Василий слушал Степана и невольно думал: «Хорошо, что он нашей МТС, этому землю доверишь — не ошибешься».
— Сколько коммунистов в партийной организации? — спросил он.
— Партийной организации нет. А коммунистов яда ты.
Василий опустил ложку. Он знал о потерях и разрушениях, принесенных войной, но оттого, что здесь, в его родном, далеком от сражений колхозе не стало трех коммунистов, трех лучших людей, он ярче и ощутимее, чем когда-либо, понял масштабы войны и героизм народа, завоевавшего победу.
— Алексей Лукич лег под Эльбой, — рассказывал Степан, — там его и схоронили.
— Алексей Лукич… — Василий поднял руку, чтобы снять шапку, но шапки не оказалось на голове, и он, с силой ероша волосы, провел рукой по голове.

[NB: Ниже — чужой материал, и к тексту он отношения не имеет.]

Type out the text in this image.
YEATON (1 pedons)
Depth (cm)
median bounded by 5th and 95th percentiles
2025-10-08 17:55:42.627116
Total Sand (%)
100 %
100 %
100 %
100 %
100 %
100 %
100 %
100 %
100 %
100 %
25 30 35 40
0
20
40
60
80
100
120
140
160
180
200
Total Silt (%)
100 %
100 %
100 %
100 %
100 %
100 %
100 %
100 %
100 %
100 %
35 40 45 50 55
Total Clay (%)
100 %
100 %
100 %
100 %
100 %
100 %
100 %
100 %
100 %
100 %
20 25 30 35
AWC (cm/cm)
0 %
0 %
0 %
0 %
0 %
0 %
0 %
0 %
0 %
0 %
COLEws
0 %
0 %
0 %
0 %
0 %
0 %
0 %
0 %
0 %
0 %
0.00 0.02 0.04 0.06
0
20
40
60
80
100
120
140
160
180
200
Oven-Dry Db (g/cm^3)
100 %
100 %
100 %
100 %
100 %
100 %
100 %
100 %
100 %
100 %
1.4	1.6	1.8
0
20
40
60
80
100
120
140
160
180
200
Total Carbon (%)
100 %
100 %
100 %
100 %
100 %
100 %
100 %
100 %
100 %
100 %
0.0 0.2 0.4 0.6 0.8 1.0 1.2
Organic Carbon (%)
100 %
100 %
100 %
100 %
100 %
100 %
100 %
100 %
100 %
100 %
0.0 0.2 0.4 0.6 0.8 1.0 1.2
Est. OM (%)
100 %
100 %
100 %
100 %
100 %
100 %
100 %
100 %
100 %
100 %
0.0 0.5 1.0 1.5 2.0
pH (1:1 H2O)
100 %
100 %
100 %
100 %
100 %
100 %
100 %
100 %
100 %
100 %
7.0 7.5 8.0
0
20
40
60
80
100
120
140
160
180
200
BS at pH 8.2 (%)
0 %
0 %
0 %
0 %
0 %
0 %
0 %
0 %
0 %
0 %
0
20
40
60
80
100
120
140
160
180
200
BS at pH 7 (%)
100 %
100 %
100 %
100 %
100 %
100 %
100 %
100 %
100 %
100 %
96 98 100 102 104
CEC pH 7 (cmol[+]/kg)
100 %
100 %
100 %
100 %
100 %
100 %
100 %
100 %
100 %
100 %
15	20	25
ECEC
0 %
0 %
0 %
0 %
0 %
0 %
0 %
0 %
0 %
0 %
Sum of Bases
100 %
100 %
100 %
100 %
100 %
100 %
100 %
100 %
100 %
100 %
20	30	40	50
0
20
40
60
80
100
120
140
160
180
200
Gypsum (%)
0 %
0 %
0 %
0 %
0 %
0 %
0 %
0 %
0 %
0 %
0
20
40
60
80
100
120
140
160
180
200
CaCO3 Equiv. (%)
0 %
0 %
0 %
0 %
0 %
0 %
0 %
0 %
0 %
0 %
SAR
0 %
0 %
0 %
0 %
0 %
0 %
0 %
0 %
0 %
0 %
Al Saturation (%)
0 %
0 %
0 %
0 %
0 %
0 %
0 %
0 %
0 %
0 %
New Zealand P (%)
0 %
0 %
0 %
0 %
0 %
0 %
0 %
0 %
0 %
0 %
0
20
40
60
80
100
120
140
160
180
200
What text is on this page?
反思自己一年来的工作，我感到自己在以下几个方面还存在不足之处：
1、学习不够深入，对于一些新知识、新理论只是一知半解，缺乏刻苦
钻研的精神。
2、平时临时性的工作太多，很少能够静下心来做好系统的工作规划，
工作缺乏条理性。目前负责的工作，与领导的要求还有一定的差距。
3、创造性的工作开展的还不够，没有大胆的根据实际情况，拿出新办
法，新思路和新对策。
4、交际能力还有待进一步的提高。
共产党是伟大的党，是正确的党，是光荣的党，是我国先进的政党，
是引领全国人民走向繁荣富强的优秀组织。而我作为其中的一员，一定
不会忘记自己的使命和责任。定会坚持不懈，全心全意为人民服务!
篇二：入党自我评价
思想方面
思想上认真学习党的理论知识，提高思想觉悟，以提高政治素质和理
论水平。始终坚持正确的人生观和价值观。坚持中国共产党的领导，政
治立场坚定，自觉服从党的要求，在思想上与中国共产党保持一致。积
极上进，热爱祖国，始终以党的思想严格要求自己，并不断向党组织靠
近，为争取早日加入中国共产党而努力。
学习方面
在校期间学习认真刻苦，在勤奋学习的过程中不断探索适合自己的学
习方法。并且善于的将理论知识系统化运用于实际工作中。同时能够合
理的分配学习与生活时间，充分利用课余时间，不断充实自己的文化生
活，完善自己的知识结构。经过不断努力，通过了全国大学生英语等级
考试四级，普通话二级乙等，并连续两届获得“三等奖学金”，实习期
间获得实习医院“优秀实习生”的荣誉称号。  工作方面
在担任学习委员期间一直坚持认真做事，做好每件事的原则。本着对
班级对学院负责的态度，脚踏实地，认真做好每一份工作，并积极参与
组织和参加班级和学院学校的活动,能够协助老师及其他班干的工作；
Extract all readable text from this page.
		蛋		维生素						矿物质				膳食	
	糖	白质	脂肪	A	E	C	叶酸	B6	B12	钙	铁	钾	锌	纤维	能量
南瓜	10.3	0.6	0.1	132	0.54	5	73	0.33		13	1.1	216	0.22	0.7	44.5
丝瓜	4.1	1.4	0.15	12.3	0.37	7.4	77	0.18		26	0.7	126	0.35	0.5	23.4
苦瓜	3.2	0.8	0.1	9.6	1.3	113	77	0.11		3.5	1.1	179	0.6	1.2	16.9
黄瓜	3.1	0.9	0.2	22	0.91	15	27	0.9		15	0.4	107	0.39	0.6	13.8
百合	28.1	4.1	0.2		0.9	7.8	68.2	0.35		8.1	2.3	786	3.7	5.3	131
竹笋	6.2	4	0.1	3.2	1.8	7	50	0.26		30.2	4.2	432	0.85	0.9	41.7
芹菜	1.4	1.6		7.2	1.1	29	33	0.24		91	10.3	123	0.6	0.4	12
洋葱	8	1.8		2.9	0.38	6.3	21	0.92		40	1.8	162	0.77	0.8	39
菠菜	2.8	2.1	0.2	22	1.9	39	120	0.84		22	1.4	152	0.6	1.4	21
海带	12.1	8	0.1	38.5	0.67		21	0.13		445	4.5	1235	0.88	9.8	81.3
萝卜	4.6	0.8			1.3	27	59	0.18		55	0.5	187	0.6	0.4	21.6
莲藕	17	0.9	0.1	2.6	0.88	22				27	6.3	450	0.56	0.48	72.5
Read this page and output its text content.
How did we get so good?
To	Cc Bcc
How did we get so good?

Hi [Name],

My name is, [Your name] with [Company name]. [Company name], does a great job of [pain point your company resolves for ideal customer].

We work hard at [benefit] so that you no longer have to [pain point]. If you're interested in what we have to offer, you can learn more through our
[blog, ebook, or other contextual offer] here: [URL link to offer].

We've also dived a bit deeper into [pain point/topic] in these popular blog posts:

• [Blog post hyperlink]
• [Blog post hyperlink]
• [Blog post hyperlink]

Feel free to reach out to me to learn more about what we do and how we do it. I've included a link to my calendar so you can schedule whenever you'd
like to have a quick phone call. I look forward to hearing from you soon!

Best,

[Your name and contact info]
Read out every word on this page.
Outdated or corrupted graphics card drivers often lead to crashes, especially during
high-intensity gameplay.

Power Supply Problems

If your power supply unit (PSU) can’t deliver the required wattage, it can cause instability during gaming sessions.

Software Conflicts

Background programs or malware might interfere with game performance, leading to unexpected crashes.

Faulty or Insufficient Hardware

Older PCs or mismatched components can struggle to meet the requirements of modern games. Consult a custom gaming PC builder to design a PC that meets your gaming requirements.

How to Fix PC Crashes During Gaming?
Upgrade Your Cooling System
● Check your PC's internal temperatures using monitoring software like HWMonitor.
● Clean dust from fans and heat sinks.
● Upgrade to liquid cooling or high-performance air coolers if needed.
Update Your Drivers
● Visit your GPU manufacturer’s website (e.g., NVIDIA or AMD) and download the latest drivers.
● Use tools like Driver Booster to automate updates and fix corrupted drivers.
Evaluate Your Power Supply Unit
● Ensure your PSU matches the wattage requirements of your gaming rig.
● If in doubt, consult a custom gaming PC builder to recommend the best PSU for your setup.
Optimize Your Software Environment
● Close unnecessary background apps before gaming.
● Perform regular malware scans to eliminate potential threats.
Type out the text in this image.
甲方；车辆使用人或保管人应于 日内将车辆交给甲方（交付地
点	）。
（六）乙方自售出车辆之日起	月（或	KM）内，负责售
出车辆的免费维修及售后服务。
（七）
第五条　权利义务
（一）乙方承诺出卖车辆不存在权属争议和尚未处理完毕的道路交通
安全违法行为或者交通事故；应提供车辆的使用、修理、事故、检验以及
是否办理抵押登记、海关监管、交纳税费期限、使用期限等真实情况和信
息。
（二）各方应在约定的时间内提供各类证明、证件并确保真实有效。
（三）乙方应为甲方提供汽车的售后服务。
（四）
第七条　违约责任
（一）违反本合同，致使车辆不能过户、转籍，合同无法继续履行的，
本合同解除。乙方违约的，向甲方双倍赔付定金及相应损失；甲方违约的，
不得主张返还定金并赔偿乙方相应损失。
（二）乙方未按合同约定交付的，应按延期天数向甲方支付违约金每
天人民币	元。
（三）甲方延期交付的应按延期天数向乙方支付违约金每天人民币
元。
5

Явственно вставал перед глазами «отец колхоза», с седой щеточкой усов, с яркими, веселыми карими глазами. Вспоминалось, как он правил колхозом и как отплясывал вприсядку на колхозных праздниках. Был он коренным русским, угренским человеком, и трудно было представить, что лежит его тело в чужой, немецкой стороне и звучит над его могилой непонятная немецкая речь.
— Алексей Лукич… — Василий встал, прошелся по комнате. — Ну, а остальные?..
— Карпов живой, только ногу оставил под Кенигсбергом. Сапожничает в артели, в городе. Митриев в кадрах. Сказывают, до капитана дошел…
— Так…
Помолчали. Василий подошел к окну. За спиной в комнате стояла мрачная тишина. Он молча смотрел в запотевшее стекло.
Уютно гнездились в сугробах дома, такие же, как до войны.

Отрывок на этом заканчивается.